Eris acquiesça et souffla un « oui » à peine audible.
Sur le chemin qui les menait à la voiture de l’artiste peintre, les deux amies partagèrent ce qu’elles avaient retenu de ce début de soirée passé ensemble. Les trois parties s’étaient soldées par des victoires courtes avec seulement un ou deux buts d’écarts, et plusieurs de leurs actions avaient marqué les esprits : entre le une-deux parfaitement exécuté, le petit pont suivi d’une frappe dans le petit filet opposé, ou encore le tir de loin (depuis sa propre surface) qui avait fait mouche, les jeunes femmes avaient brillé et impressionné ce samedi.
— T’as remarqué celui avec les cheveux frisés et les lunettes rondes ? Il nous regardait d’un air admiratif et ne nous lâchait plus des yeux lorsqu’on jouait avec lui !
— Mais oui ! Heureusement qu’il n’a pas trop mal joué, parce que je l’aurais gentiment taquiné en lui demandant de regarder davantage le ballon, sinon !
— Eheh. Bon, il n’était pas méchant, ça va. D’ailleurs, je trouve qu’on est plutôt bien tombées. Ils étaient tous super cools !
Du calme, Mona. Je dois admettre que tu n’as pas tort, mais pitié. Je t’en supplie. Ne t’engage pas sur cette voie. Quelque peu jalouse, Eris dissimula l’once de panique qui l’habitait et alimenta la conversation avec de nouveaux ingrédients. Après tout, il y a beaucoup d’autres choses à dire sur leur complicité, où la façon dont chacune, à tour de rôle, avait bloqué ou éliminé l’autre avec brio.

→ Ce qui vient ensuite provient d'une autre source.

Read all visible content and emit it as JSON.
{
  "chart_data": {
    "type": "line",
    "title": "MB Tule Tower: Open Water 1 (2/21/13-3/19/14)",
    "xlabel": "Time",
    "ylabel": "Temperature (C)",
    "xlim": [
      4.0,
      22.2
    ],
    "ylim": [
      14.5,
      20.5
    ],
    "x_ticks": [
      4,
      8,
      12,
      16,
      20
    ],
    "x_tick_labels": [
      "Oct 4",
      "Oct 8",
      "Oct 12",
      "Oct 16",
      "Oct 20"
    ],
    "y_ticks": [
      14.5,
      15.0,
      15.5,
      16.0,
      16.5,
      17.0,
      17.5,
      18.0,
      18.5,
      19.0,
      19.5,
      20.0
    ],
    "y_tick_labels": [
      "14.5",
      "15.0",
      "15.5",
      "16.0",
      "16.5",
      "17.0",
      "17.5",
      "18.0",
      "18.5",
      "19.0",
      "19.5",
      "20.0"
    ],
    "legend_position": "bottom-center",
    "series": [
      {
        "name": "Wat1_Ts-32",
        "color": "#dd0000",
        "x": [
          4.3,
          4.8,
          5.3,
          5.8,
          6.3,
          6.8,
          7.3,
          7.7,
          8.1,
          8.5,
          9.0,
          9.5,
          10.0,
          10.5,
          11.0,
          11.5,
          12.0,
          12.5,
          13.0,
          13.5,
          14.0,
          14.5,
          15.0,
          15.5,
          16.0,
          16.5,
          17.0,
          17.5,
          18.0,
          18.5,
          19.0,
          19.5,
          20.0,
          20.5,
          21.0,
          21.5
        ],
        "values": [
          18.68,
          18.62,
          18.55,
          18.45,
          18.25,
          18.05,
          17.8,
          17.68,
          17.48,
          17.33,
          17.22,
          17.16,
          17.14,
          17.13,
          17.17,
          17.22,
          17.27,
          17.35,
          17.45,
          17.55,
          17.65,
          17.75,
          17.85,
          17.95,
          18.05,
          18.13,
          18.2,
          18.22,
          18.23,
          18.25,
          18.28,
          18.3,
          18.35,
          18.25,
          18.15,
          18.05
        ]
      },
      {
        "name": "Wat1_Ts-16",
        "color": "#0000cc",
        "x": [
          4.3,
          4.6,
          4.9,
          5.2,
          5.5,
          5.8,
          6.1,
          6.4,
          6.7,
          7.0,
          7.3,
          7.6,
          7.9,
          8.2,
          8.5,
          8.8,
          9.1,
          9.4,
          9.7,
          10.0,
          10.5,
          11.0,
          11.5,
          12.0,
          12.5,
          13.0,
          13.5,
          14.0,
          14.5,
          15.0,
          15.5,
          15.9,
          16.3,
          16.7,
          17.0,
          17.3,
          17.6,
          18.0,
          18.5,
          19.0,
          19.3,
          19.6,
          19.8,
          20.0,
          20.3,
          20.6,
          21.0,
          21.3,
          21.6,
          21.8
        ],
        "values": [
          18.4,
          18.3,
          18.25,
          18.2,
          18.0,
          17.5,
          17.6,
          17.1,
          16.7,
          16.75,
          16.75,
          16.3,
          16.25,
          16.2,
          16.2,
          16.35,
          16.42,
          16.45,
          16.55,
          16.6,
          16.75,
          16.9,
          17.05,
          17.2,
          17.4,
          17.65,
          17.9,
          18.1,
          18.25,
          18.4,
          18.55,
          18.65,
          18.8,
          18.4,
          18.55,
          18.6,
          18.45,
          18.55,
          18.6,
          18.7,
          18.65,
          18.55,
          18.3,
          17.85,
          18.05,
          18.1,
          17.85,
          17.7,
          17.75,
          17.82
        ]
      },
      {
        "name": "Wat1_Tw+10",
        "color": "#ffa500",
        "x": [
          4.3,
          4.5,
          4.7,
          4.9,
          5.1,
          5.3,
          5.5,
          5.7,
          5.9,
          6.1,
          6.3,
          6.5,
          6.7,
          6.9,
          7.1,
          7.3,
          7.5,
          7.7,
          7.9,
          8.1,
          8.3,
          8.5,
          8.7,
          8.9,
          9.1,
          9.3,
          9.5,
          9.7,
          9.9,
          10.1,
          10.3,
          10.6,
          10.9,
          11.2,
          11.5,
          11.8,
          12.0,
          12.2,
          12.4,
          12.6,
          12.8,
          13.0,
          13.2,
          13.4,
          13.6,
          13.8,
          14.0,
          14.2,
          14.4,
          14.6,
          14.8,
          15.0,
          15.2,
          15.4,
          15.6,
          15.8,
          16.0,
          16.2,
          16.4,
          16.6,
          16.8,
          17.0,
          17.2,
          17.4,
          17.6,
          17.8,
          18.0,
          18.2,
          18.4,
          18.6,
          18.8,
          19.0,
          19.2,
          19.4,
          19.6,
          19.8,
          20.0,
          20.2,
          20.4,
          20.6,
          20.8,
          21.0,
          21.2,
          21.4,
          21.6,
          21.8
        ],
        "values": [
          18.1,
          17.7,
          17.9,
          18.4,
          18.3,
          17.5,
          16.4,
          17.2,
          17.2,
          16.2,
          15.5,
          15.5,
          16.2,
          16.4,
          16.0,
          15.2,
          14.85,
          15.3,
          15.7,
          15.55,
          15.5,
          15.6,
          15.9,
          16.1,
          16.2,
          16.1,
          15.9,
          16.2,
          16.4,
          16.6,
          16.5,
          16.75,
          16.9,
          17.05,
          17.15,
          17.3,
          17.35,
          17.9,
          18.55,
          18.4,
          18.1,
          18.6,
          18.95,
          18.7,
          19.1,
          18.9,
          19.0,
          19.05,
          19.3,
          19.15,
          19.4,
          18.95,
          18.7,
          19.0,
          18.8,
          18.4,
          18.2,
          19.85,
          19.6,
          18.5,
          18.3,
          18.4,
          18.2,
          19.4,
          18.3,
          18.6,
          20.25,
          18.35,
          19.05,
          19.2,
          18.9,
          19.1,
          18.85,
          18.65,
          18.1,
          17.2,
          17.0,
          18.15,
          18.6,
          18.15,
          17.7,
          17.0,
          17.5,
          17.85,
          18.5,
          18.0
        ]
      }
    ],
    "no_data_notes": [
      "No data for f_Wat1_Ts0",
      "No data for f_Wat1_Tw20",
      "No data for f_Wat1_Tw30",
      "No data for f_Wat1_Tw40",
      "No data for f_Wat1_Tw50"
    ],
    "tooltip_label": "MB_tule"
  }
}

Lorsqu’elles s’installèrent sur les deux sièges avant de la voiture, le cœur du passager s’emballa.
— Dis-moi, tu veux passer à l’appart’ ? On peut manger un truc ensemble… sauf si t’as autre chose de prévu, bien sûr !
— Volontiers ! J’ai hâte de voir le domicile de mon idole footballistique !
Sur cette boutade qui n’en était pas vraiment une, le moteur vrombit et les feux arrière du véhicule s’évanouirent dans l’obscurité grandissante.

* * *

L’appartement en question avait une surface habitable de quarante-six mètres carrés, offrant un certain confort à sa locataire qui habitait seule. Il était un tout petit peu plus grand que celui d’Eris et comportait une chambre, une pièce de vie avec cuisine équipée et une salle d’eau relativement standards. Mona avait décoré les murs en accrochant plusieurs de ces travaux et collant une bonne trentaine de photos souvenirs ici et là, en amas. Son invité s’attarda quelques instants sur le contenu des clichés et reconnut parmi eux des monuments historiques et célèbres situés à l’étranger.
Un sujet de discussion supplémentaire à aborder.
— Sympa chez toi ! Les voisins ne sont pas trop bruyants ?
— On fait avec. Dans une barre d’immeuble pareil, on profite rarement du calme absolu. Mais je m’y sens bien, et c’est l’essentiel. J’ai investi récemment dans ce canapé : franchement, tu m’en diras des nouvelles, mais je le trouve fantastique. Il est teeeeeeellement moelleux !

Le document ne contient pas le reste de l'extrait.